The exact reason why a lack of heavy elements promotes phosphine is multifaceted: Not only does it help create the conditions in which phosphine can form and survive longer than it normally would, but the relative lack of other molecules present in the atmosphere means that there is less to interfere with the phosphine signal in the brown dwarf’s spectrum, causing it to stand out more.
The problem is that other brown dwarfs observed by JWST also have low metallicities, but they don’t show the expected amounts of phosphine.
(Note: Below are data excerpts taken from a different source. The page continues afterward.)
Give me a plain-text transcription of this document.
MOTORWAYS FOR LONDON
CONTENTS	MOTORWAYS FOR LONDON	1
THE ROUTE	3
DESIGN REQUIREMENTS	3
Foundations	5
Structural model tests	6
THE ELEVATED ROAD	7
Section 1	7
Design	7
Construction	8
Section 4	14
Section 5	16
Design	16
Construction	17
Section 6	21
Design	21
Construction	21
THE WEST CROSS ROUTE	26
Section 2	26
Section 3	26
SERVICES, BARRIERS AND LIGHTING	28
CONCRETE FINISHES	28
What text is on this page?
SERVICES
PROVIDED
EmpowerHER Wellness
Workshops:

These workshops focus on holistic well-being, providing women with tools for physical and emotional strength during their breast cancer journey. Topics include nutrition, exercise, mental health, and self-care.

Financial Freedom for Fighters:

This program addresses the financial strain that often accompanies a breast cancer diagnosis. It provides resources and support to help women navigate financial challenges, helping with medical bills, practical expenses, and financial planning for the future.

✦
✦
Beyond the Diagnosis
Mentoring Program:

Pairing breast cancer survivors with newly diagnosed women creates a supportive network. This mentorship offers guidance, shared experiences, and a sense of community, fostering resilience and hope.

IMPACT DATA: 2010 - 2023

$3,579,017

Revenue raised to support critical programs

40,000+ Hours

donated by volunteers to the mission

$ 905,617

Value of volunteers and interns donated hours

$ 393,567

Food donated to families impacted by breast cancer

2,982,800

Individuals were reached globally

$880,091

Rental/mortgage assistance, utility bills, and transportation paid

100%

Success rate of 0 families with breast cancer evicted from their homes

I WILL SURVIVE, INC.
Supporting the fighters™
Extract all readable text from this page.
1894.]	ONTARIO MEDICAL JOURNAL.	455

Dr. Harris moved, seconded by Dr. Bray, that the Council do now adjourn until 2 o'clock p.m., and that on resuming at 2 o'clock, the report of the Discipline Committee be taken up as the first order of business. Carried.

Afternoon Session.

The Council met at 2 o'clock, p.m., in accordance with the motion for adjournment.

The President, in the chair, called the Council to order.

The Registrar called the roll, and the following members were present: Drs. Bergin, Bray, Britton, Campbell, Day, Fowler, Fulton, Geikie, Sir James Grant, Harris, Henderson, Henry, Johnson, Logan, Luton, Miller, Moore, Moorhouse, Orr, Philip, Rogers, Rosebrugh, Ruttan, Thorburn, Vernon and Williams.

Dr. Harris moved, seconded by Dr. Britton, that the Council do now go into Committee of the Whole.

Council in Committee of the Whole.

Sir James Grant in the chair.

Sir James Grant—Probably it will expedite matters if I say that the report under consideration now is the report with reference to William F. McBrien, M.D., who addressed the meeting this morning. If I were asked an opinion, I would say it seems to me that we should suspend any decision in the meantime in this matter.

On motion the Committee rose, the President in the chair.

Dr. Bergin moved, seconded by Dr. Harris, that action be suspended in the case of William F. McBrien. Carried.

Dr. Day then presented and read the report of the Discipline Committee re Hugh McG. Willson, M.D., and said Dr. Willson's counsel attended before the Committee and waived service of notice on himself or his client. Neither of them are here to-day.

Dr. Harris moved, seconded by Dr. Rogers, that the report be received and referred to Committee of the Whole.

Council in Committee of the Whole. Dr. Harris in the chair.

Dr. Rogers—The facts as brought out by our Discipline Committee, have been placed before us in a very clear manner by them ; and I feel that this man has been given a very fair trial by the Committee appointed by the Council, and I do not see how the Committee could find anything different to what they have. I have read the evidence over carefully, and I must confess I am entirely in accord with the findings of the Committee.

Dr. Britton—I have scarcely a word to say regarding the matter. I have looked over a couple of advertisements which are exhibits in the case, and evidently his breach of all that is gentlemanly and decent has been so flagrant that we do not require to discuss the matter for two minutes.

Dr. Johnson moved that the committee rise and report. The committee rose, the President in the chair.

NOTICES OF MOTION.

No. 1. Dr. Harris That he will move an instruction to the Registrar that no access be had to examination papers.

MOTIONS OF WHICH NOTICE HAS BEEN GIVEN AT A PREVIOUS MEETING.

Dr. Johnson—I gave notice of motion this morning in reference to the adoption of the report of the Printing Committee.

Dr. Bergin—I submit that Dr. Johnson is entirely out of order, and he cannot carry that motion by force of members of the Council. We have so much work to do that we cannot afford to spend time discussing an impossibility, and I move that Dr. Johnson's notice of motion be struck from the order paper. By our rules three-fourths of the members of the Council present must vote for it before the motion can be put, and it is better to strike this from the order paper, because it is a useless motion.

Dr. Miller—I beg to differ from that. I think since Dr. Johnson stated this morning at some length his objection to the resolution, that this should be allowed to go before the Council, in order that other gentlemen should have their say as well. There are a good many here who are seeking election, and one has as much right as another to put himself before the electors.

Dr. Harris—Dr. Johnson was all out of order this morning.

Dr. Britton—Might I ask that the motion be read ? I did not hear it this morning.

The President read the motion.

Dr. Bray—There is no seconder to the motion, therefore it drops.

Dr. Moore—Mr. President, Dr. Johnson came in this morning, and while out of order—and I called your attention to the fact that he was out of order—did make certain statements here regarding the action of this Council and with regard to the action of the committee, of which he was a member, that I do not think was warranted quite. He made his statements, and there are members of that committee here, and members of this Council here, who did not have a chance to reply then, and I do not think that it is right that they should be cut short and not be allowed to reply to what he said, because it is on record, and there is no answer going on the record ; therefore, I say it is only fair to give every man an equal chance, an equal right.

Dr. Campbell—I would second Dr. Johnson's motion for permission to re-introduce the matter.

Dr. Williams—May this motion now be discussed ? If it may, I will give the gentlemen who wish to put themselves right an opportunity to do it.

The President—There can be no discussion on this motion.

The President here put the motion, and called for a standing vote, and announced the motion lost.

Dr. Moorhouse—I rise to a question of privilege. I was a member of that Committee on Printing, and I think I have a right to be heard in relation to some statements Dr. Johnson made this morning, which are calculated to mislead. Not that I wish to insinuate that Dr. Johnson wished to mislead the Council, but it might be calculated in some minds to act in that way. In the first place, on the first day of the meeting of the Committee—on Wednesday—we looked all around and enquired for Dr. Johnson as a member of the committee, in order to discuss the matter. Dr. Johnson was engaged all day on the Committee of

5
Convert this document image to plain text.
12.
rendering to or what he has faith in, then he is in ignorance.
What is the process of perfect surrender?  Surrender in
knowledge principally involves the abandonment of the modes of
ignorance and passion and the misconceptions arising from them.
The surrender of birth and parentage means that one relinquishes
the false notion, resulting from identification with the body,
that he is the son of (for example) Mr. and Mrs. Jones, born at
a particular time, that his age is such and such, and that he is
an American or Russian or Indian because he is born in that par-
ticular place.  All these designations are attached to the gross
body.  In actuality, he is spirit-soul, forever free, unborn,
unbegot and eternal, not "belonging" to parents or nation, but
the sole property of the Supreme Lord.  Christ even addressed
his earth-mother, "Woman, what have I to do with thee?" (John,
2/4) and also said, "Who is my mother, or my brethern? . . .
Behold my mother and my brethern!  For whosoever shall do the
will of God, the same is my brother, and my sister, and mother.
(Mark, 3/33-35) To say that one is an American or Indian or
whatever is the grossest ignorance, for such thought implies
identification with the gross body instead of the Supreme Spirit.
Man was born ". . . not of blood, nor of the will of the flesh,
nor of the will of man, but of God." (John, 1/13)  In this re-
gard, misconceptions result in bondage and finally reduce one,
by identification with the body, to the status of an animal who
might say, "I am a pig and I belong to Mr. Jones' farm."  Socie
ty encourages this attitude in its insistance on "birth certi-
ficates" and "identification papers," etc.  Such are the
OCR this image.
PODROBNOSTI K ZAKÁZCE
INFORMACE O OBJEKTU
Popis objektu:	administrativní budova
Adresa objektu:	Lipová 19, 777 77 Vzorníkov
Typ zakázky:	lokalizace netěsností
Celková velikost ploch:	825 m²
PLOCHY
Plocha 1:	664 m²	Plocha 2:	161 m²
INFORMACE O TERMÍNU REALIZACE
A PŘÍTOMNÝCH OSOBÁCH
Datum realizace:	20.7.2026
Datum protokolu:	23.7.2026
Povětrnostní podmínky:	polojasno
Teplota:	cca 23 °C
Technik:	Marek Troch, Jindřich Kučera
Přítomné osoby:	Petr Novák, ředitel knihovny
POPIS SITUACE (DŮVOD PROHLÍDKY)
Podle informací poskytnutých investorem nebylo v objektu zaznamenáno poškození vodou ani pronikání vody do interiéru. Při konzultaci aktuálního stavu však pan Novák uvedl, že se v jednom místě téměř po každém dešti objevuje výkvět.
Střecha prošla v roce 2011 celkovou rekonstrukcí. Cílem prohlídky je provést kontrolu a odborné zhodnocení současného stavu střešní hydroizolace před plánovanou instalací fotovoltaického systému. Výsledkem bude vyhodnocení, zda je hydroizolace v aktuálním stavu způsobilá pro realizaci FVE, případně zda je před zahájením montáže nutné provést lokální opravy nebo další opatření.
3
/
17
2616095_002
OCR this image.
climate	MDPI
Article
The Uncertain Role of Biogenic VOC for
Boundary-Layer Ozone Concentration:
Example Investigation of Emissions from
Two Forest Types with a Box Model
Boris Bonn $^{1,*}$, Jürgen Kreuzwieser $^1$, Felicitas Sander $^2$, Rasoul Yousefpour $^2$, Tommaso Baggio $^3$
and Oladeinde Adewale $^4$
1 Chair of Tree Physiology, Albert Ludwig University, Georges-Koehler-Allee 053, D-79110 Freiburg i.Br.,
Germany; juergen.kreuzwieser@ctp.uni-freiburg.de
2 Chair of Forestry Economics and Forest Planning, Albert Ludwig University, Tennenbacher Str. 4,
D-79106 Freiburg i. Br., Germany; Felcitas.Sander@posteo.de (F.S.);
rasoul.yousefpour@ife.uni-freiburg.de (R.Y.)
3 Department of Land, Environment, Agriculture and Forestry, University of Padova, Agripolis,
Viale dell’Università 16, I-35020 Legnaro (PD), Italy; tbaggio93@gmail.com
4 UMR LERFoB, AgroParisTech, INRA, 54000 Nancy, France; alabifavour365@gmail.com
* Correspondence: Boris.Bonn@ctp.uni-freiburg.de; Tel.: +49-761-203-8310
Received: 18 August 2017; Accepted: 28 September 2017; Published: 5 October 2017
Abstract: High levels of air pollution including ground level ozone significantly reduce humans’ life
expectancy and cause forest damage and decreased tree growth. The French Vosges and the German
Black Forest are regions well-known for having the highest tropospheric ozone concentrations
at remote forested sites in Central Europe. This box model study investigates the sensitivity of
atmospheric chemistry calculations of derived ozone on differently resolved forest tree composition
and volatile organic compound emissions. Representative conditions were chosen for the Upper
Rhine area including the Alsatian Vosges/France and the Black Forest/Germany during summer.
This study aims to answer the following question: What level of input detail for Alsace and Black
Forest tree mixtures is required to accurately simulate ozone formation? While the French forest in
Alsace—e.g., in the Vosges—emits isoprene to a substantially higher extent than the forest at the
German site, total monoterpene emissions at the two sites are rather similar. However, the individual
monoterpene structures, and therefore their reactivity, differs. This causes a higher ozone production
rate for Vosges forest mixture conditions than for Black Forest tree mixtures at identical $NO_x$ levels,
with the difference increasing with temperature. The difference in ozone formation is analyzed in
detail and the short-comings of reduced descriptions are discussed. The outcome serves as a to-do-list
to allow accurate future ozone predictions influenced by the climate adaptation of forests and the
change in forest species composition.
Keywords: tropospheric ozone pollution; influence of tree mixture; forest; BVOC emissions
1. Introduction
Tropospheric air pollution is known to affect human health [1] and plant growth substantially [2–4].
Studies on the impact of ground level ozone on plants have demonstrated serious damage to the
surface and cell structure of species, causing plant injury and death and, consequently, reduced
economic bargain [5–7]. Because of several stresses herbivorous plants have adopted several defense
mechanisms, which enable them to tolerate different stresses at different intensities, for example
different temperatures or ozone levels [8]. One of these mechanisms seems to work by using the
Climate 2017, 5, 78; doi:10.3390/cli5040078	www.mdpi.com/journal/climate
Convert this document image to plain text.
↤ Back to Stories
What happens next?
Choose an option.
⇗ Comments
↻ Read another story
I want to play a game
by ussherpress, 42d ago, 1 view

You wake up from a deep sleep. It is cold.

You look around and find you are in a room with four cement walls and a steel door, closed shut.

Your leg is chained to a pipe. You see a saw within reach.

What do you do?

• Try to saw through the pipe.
These ambiguities prompt the authors of the new research, led by Adam Burgasser of the University of California, San Diego, to question how useful a biosignature phosphine is when we cannot even say for sure how it forms on distant planets and brown dwarfs.
“The inability of models to consistently explain all these sources indicates an incomplete understanding of phosphorus chemistry in low-temperature atmospheres,” the authors said. “We therefore caution against the use of phosphine as a biosignature until these discrepancies are resolved.”
If nothing else, the new study reminds us that, even if the detection of phosphine on Venus turns out to be real, its origin could very well be abiotic rather than biologically related. It’s not time to get excited about life on any of these worlds just yet.
The findings were published on Oct. 2 in the journal Science.